Juan Fernando espera en el lobby
del hotel. Sentado en una poltrona desmimbrada, el indio zapoteco hojea un
periódico local de apenas ocho hojas tamaño sábana y de un diseño nada
agradable a la vista. El caso de Marina García sigue fresco a pesar de que ha
pasado poco menos de un año del suceso que conmovió a los oaxaqueños o
antequerenses como gustan designarse así mismos algunos cultos en recuerdo al
antiguo nombre de la ciudad, la Nueva Antequera, que se convirtió en Verde
Antequera por el color de la piedra con que construían sus edificios. Juan
Fernando no puede evitar un mohín de disgusto por el rebuscado patronímico que
aparece en el diario, pero lo olvida al recordar a Marina.
Juan Fernando conoció a Marina, hija de un diestro
tejedor de manteles en el barrio de Xochimilco, don Juan García Botija que se
echó al trago después de la muerte de su única hija. Marina, como aquella que
conoció el conquistador español. Pero esta Marina –recuerda Juan Fernando– era
de una extraña belleza, que cautivaba a quien la viera. En el barrio de
Xochimilco estaban orgulloso de ella y todos la cortejaban y, al mismo tiempo,
todos la cuidaban de los cortejos. Juan Fernando todavía tiene una pequeña
cicatriz en el pómulo izquierdo debido a una riña durante la fiesta del barrio
ya hacía unos seis o siete años. ¿Cómo olvidar a Marina si todos sus intentos
por agradarle fueron vanos, si todas sus respuestas fueron esquivas, si, al fin
y al cabo, lo mantuvo en vilo entre un probable sí y un certero no? Mas la
cicatriz en el rostro, una escisión en forma de un signo de interrogación, no
le molesta, sino la herida que no ha cicatrizado del todo en su corazón: el
rechazo.
Herida que abrió de nuevo al enterarse de su
repentina muerte que, al decir de mucha gente, fue debido a un hechizo de un
pretendiente rechazado, así como él. Tres días de agónica existencia recuerdan
sus padres y el propio Juan Fernando que veló a la enferma en el umbral de su
casa, como otros tantos pretendientes, amigos, familiares... pareció un funeral
adelantado. En los corrillos nocturnos empezó a circular la versión de que su
enfermedad era en realidad brujería. Después que los médicos se declararon
incompetentes, poco a poco empezaron a llegar extraños personajes a la casa de
don Juan García, primero curanderos, después, según algunos, brujas.
Juan Fernando platicó, después de los sucesos con el
doctor Vigil. Todo empezó con un ligero dolor de cabeza que le provocó, desde
un principio, una disfagia extrema. A la enfermedad consuntiva, de origen
desconocido, siguió una caquexia que en un tiempo brevísimo la llevó a la tumba
y de la tumba al deshonor de la familia.
Nada pudieron hacer médicos, curanderos y brujos.

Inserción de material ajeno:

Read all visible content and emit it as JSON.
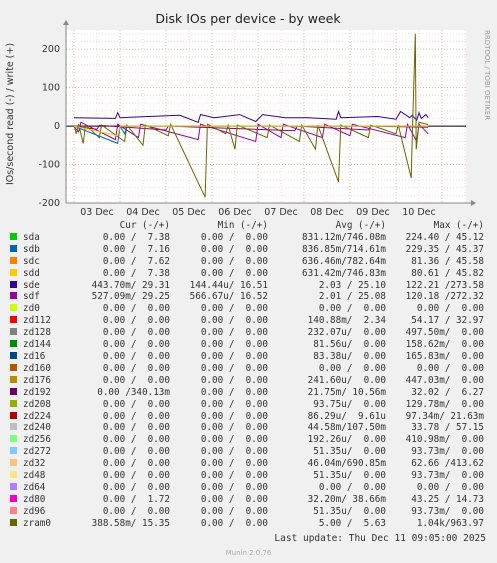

Marina falleció como a las nueve de la mañana del 3 de febrero. La velación del
cadáver, esa misma noche, congregó a todo el barrio. El coronel Constantino
Chapital, gobernador del Estado y compadre de Juan García, asistió para dar las
condolencias a la familia. Al día siguiente, una gran procesión siguió el
féretro de madera revestido de fieltro blanco, como correspondía a una
señorita. Juan Fernando, consternado, siguió como autómata a los deudos y bajo
un pochote lloró en silencio mientras el cura de la parroquia de Xochimilco
santiguaba con agua bendita el féretro colocado en un foso que primero se llenó
de alcatraces, grandes flores blancas de pistilo amarillo, y después de tierra,
cuya humedad llenó de olor térreo el pequeño panteón del barrio.
Poco a poco el cementerio empezó a despoblarse en la
medida en que el sol se ocultaba tras el cerro del Fortín. Juan Fernando y dos
amigos más, Miguel y Ángel, se retiraron al último, mientras el sepulturero
guardaba sus tristes herramientas de trabajo: un pico, una pala, cuerdas y unas
cubetas de latón. Toda la noche los tres se la pasaron tomando en la tienda de
don Ramón Ximeno quien los acompañó y hasta invitó algunos tragos al advertir
la tristeza que los invadía y que también compartía.
Saliendo del tendejón de Ramón Ximeno, las primeras
noticias de la profanación de la tumba empezaron a correr de voz en voz en el
barrio. El cuerpo desnudo de Marina fue encontrado por un arriero en las faldas
del cerro del Fortín.
La ciudad se estremeció, tanto como había pasado con
el terremoto de hacia un año antes. Y si bien Juan Fernando se había resignado
con su muerte, la profanación de la tumba y luego el acto de necrofilia, lo
sumieron en una congoja que aún ahora lo estremece.